Closed
Description
Although A & B
and B & A
are claimed to be the same type, the are not the same for overriding and overloading.
It seems to be "caused" by erasue, which erases A & B
to A
and B & A
to B
.
Overriding
trait A
trait B
class Base{
def m(ab: A&B) = ab
}
class Derived extends Base{
override def m(ab: B&A) = ab // unexpected error
}
Output:
8 | override def m(ab: B&A) = ab // unexpected error
| ^
| error overriding method m in class Base of type (ab: A & B): A & B;
| method m of type (ab: B & A): A & B has incompatible type
On the other hand, if the override
is omitted, an error is correctly issued.
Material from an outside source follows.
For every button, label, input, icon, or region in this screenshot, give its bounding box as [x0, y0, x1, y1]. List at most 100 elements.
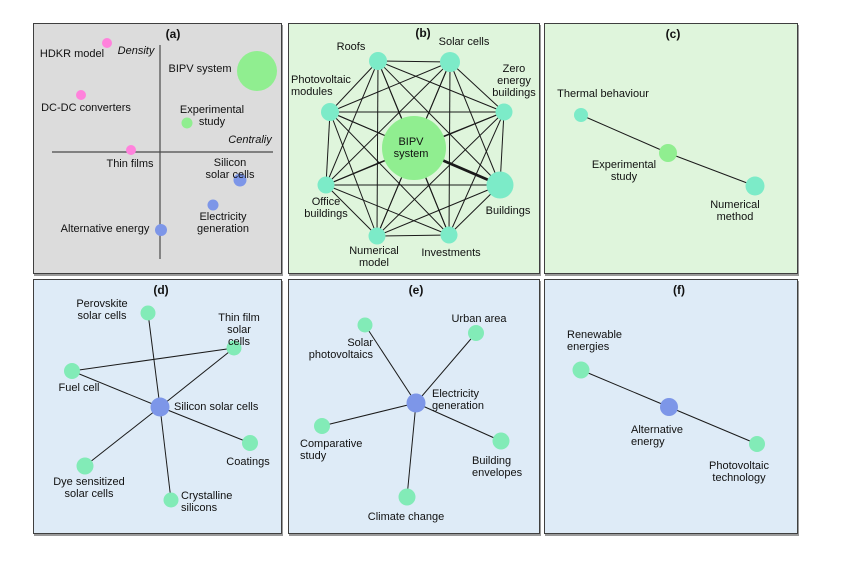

class Derived2 extends Base{
def m(ab: B&A)=ab // OK - "needs override" error when expected
}
Also, when the first type in the intersection is the same (therefore erased type is the same), overriding works as expected:
trait C
class Base3{
def m(abc: A&B&C) = abc
}
class Derived3 extends Base3{
override def m(abc: A&C&B) = abc // OK - no error
}
Overloading
Similarly, overloading is allowed when the first type differs.
class Overload{
def m(ab: A&B) = ab
def m(ab: B&A) = ab // No error when expected
}
On the other hand, such methods cannot be called, as expected:
object Caller{
Overload.m(new A with B) // OK - "ambiguous overload" error when expected
}
That seems to be the same behavior as with scalac.